German retail group Metro sees a light at the end of the Covid tunnel. The company is sticking to its targets for the current 2020/21 financial year, but the trajectory is changing slightly.
Covid as the common thread
Whilst wholesaler Metro previously aimed for a steady recovery curve, it is now counting on a longer period of all sorts of restrictions, followed by a sharper recovery once normal life resumes. The update on the forecast comes on the sidelines of the figures for the first quarter of the 2020/21 broken financial year, which ended on 31 December 2020.
The important year-end quarter shows once again the heavy toll the coronavirus is taking. There has been a 16 per cent drop in turnover to 6.3 billion euros, an operating profit that is just under 40 per cent lower at 200 million euros and a net profit that is 18.4 per cent lower at 99 million euros. These are not exactly cheerful figures.
Western Europe as a weak little brother
Covid is the common thread throughout the quarterly report. “The developments of the individual divisions were affected by Covid-19 to varying degrees,” Metro says in its accompanying commentary. This was particularly noticeable in regions where hotel and catering customers make up an important part of the business.
Metro specifically refers to Western Europe as the affected region. That area, which does not include homeland Germany, had the worst performance of all, with a drop in turnover of almost a quarter. This is primarily due to the very strict Covid measures in France, Italy and Spain.

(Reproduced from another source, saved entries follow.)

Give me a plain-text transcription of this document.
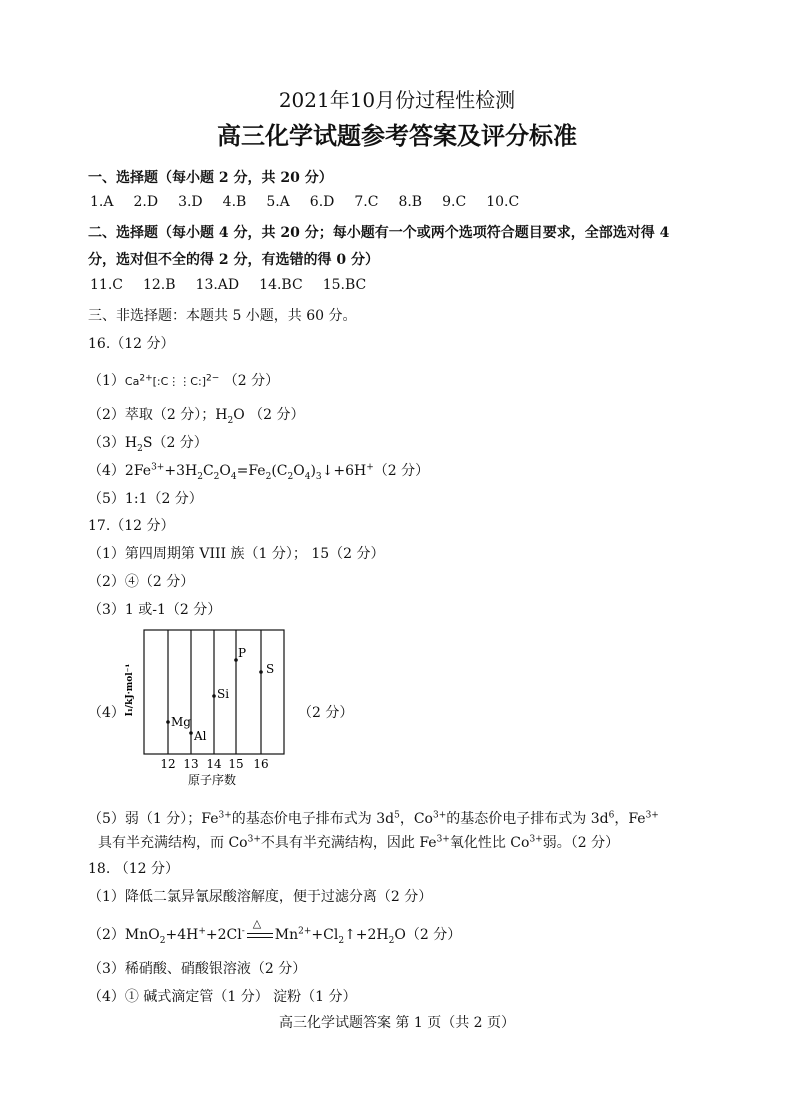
2021年10月份过程性检测
高三化学试题参考答案及评分标准
一、选择题（每小题 2 分，共 20 分）
1.A 2.D 3.D 4.B 5.A 6.D 7.C 8.B 9.C 10.C
二、选择题（每小题 4 分，共 20 分；每小题有一个或两个选项符合题目要求，全部选对得 4
分，选对但不全的得 2 分，有选错的得 0 分）
11.C 12.B 13.AD 14.BC 15.BC
三、非选择题：本题共 5 小题，共 60 分。
16.（12 分）
$(1)Ca^{2+}[:C⋮⋮C:]^{2-}$ （2 分）
（2）萃取（2 分）；$H_2O$ （2 分）
$(3)H_2S(2$ 分）
$(4)2Fe^{3+}+3H_2C_2O_4=Fe_2(C_2O_4)_3↓+6H^+(2$ 分）
（5）1:1（2 分）
17.（12 分）
（1）第四周期第 VIII 族（1 分）； 15（2 分）
（2）④（2 分）
（3）1 或-1（2 分）
（4）	（2 分）
12 13 14 15 16
原子序数
I₁/kJ·mol⁻¹
Mg
Al
Si
P
S
（5）弱（1 分）；$Fe^{3+}$的基态价电子排布式为 $3d^5$，$Co^{3+}$的基态价电子排布式为 $3d^6$，$Fe^{3+}$
具有半充满结构，而 $Co^{3+}$不具有半充满结构，因此 $Fe^{3+}$氧化性比 $Co^{3+}$弱。（2 分）
18. （12 分）
（1）降低二氯异氰尿酸溶解度，便于过滤分离（2 分）
（2）MnO$_2$+4H++2Cl-
△
$Mn^{2+}+Cl_2↑+2H_2O(2$ 分）
（3）稀硝酸、硝酸银溶液（2 分）
（4）① 碱式滴定管（1 分） 淀粉（1 分）
高三化学试题答案 第 1 页（共 2 页）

Longer wait, but stronger recovery
The coronavirus remains the key theme in the outlook for the remainder of the current financial year. Metro notes it remains extremely difficult to predict the course of the health crisis and the associated government measures. Nevertheless, Metro’s management is bold enough to confirm its forecast for the year, which was issued at the closing of the previous financial year.
However, the bar has not been set spectacularly high: Metro aims for a turnover that will be “slightly lower than last year”. The scenario that is now assumed is a continuation of government restrictions that will last at least partially until the end of the second quarter (until 31 March for Metro). After that, the group aims for a “significant and rapid recovery” in the hospitality and tourism industries. However, this forecast is slightly different from the preceding one.
Metro is now assuming a slower evolution towards recovery, but recovery should ‘pick up’ much quicker because Metro imposed a stricter cost discipline during the crisis. Such an organisation, which has been made more ‘lean and mean’, should be able to turn the tide on the recovering activities. Incoming new CEO Steffen Greubel, who officially starts on 1 May, will know what to do.